Fermeture du Théâtre de Ségure : lorsque l’État s’attaque aux citoyens

Photos association les Compagnons de Ségure

  1. Un coup de cœur puis un projet réalisé

Lorsque Murielle et Patrick Chevalier, tous deux professionnels du théâtre, prennent leur retraite en 2012, le temps est venu pour eux de réaliser un projet mûri depuis longtemps : créer un théâtre dans un lieu éloigné des équipements culturels et contribuer ainsi à la diffusion du spectacle vivant dans un territoire peu desservi (par la culture). Ils décident d’investir leurs économies dans ce projet et partent à la recherche d’un lieu propice. Ce lieu ils le trouvent dans les Corbières Maritimes sur le territoire de la commune de Tuchan, entre Tuchan et Palairac.

Il s’agit d’un vaste hangar qui aurait autrefois servi de forge puis de chai. Il est situé dans un lieu-dit « Segure » qu’il partage avec deux habitations situées à moins d’une centaine de mètres de part et d’autre. La transaction se fait chez le notaire en 2013. Pour la somme de 50000 euros hors frais. Dès l’acquisition du hangar, de nombreux amis du couple, issus des quatre coins de la France, aux métiers et compétences diverses, se mobilisent pour donner un coup de main au chantier considérable qui s’ouvre. Il s’agit de créer un théâtre recevant du public et donc de se mettre en conformité avec les normes de sécurité qui régissent ces équipements. Le permis de construire instruit par la DDTM, service de l’État est accordé le 8 décembre 2016.

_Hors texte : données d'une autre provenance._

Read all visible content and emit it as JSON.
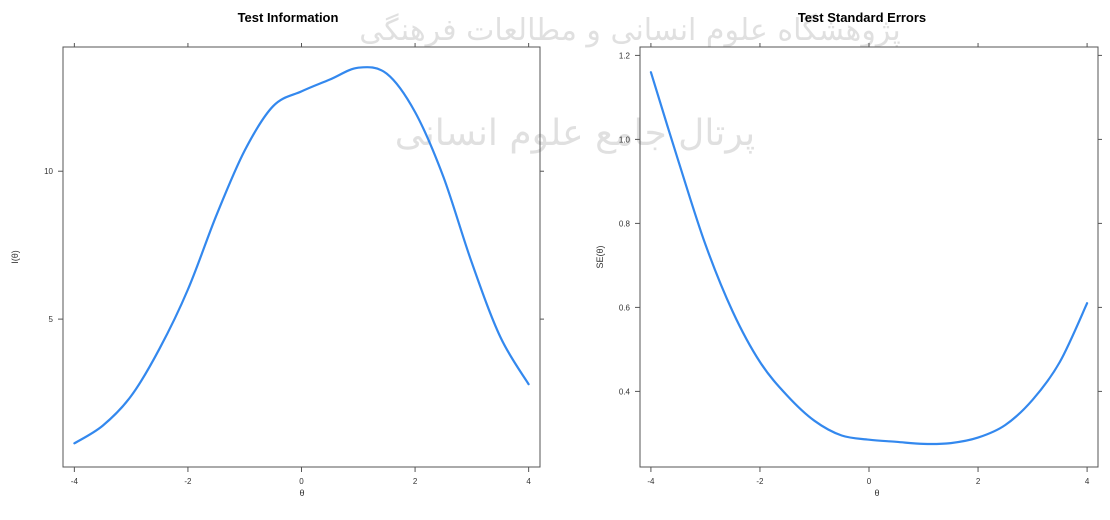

Alors commence le temps de l’huile de coude qui permet d’économiser car tout est payé par les porteurs du projet, il n’y a pas un sou d’argent public dans cette construction. C’est aussi le temps des dons provenant de compagnies de théâtre amies qui font cadeau de matériels amortis, mais en bon état. L’association des Compagnons de Ségure se crée. Ce travail ne passe pas inaperçu des autorités, le conseiller vice-président du département et les maires des Tuchan et Palairac soutiennent le projet.

Le théâtre est enfin opérationnel au printemps 2017, avec, situé dans ses combles, un appartement destiné à accueillir les compagnies. Selon les estimations de ses promoteurs il aura coûté environ deux cent mille euros en matériel investi et presque autant en bénévolat valorisé à l’heure de travail.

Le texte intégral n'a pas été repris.